Seperti ini lah kehidupan hari ini, saat sistem pemerintahan tegak di atas paradigma kapitalis sekuler. Negara atau penguasa dalam sistem ini dihilangkan fungsi hakikinya sebagai pengurus urusan rakyat. Serta memosisikan diri sebagai regulator para pemilik modal dan bukan pengatur. Sistem ini telah berhasil merusak cara pandang manusia dan menyetir perilaku mereka, termasuk para penguasanya, dengan cara pandang yang rusak tersebut.

Kondisi ini tentu berbeda dengan Islam. Dalam pandangan Islam, posisi kepemimpinan, apalagi pada level negara, menempati posisi yang sangat politis dan strategis. Pemimpin adalah pengurus sekaligus penjaga umat. 

Strategi pertahanan siber adalah satu komponen pertahanan yang wajib menjadi perhatian Negara Islam. Negara juga akan menerapkan sistem sanksi yang kuat dan memberi efek jera sehingga setiap celah pelanggaran akan ditutup rapat. 

Negara Islam selalu menjadi pemenang dalam persaingan global. Negara akan menyiapkan segala sumber daya untuk mewujudkannya, mulai dari SDM (cyber army), riset dan teknologi, infrastruktur, logistik, dan sebagainya. 
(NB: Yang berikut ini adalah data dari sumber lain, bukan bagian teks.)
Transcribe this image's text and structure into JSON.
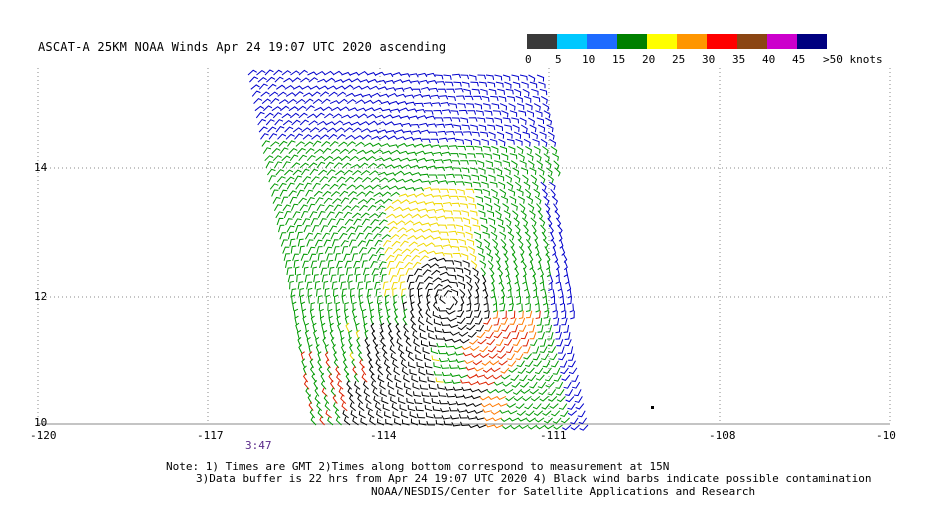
{
  "title": "ASCAT-A 25KM NOAA Winds Apr 24 19:07 UTC 2020 ascending",
  "legend": {
    "colors": [
      "#3a3a3a",
      "#00c8ff",
      "#1e6bff",
      "#008000",
      "#ffff00",
      "#ff9600",
      "#ff0000",
      "#8b4513",
      "#cc00cc",
      "#000080"
    ],
    "labels": [
      "0",
      "5",
      "10",
      "15",
      "20",
      "25",
      "30",
      "35",
      "40",
      "45",
      ">50 knots"
    ]
  },
  "axes": {
    "lon_ticks": [
      "-120",
      "-117",
      "-114",
      "-111",
      "-108",
      "-10"
    ],
    "lat_ticks": [
      "14",
      "12",
      "10"
    ],
    "lon_range": [
      -120,
      -105
    ],
    "lat_range": [
      10,
      15.6
    ]
  },
  "time_label": "3:47",
  "notes": [
    "Note: 1) Times are GMT 2)Times along bottom correspond to measurement at 15N",
    "3)Data buffer is 22 hrs from Apr 24 19:07 UTC 2020 4) Black wind barbs indicate possible contamination",
    "NOAA/NESDIS/Center for Satellite Applications and Research"
  ],
  "colors": {
    "blue": "#0000cc",
    "green": "#009900",
    "yellow": "#f0d800",
    "orange": "#ff7a00",
    "red": "#dd2200",
    "black": "#000000",
    "grid": "#8a8a8a"
  }
}
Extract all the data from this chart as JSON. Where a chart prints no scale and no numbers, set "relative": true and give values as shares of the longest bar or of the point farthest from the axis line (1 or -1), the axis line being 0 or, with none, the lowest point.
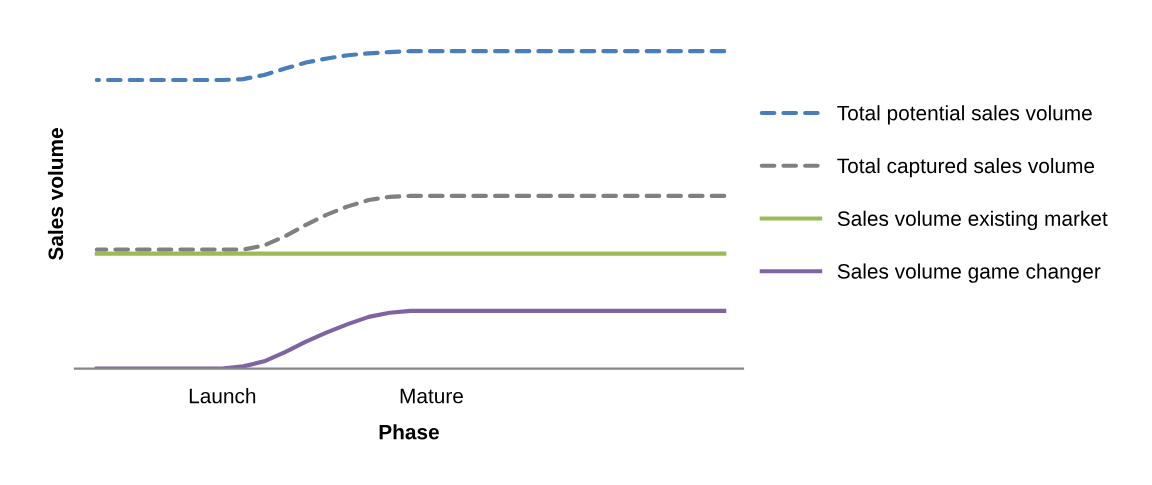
{
  "chart_data": {
    "type": "line",
    "relative": true,
    "xlabel": "Phase",
    "ylabel": "Sales volume",
    "legend": "right",
    "grid": false,
    "categories": [
      null,
      null,
      null,
      null,
      null,
      null,
      "Launch",
      null,
      null,
      null,
      null,
      null,
      null,
      null,
      null,
      null,
      "Mature",
      null,
      null,
      null,
      null,
      null,
      null,
      null,
      null,
      null,
      null,
      null,
      null,
      null,
      null
    ],
    "series": [
      {
        "name": "Total potential sales volume",
        "color": "#4a7ebb",
        "line_style": "dashed",
        "values": [
          0.909,
          0.909,
          0.909,
          0.909,
          0.909,
          0.909,
          0.909,
          0.912,
          0.925,
          0.945,
          0.964,
          0.977,
          0.987,
          0.993,
          0.997,
          1,
          1,
          1,
          1,
          1,
          1,
          1,
          1,
          1,
          1,
          1,
          1,
          1,
          1,
          1,
          1
        ]
      },
      {
        "name": "Total captured sales volume",
        "color": "#808080",
        "line_style": "dashed",
        "values": [
          0.375,
          0.375,
          0.375,
          0.375,
          0.375,
          0.375,
          0.375,
          0.375,
          0.388,
          0.417,
          0.453,
          0.485,
          0.511,
          0.531,
          0.541,
          0.544,
          0.544,
          0.544,
          0.544,
          0.544,
          0.544,
          0.544,
          0.544,
          0.544,
          0.544,
          0.544,
          0.544,
          0.544,
          0.544,
          0.544,
          0.544
        ]
      },
      {
        "name": "Sales volume existing market",
        "color": "#9bbb59",
        "line_style": "solid",
        "values": [
          0.362,
          0.362,
          0.362,
          0.362,
          0.362,
          0.362,
          0.362,
          0.362,
          0.362,
          0.362,
          0.362,
          0.362,
          0.362,
          0.362,
          0.362,
          0.362,
          0.362,
          0.362,
          0.362,
          0.362,
          0.362,
          0.362,
          0.362,
          0.362,
          0.362,
          0.362,
          0.362,
          0.362,
          0.362,
          0.362,
          0.362
        ]
      },
      {
        "name": "Sales volume game changer",
        "color": "#8064a2",
        "line_style": "solid",
        "values": [
          0,
          0,
          0,
          0,
          0,
          0,
          0,
          0.007,
          0.023,
          0.052,
          0.085,
          0.114,
          0.14,
          0.163,
          0.176,
          0.182,
          0.182,
          0.182,
          0.182,
          0.182,
          0.182,
          0.182,
          0.182,
          0.182,
          0.182,
          0.182,
          0.182,
          0.182,
          0.182,
          0.182,
          0.182
        ]
      }
    ]
  }
}
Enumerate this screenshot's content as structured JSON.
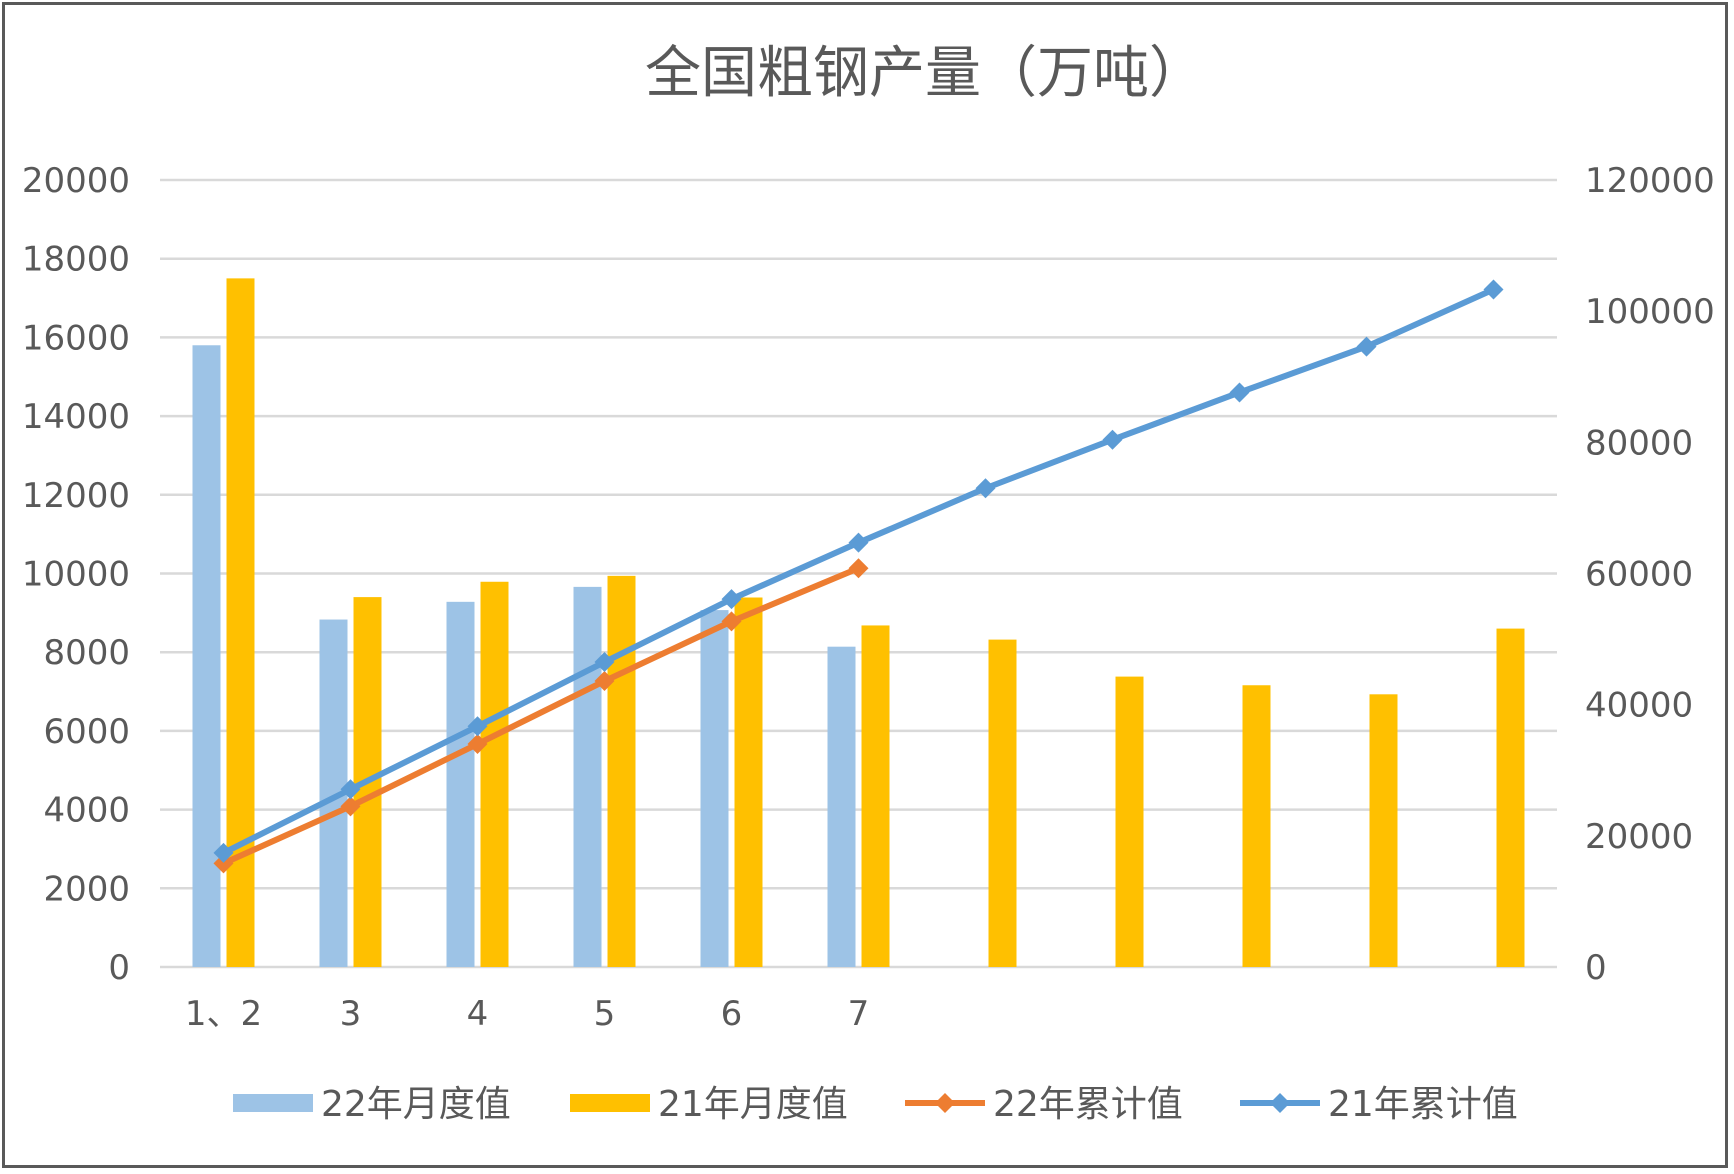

Semua ini sangat niscaya karena didukung oleh penerapan sistem Islam kafah, mulai dari sistem politik pemerintahan, sistem ekonomi, termasuk moneter dan keuangan (baitulmal), sistem pendidikan, sistem hukum, dan sebagainya.

Melalui penerapan syariat Islam kafah, Negara Islam akan mampu menyejahterakan rakyatnya, sekaligus membangun pertahanan dan keamanannya hingga tampil sebagai mercusuar dalam konstelasi politik internasional.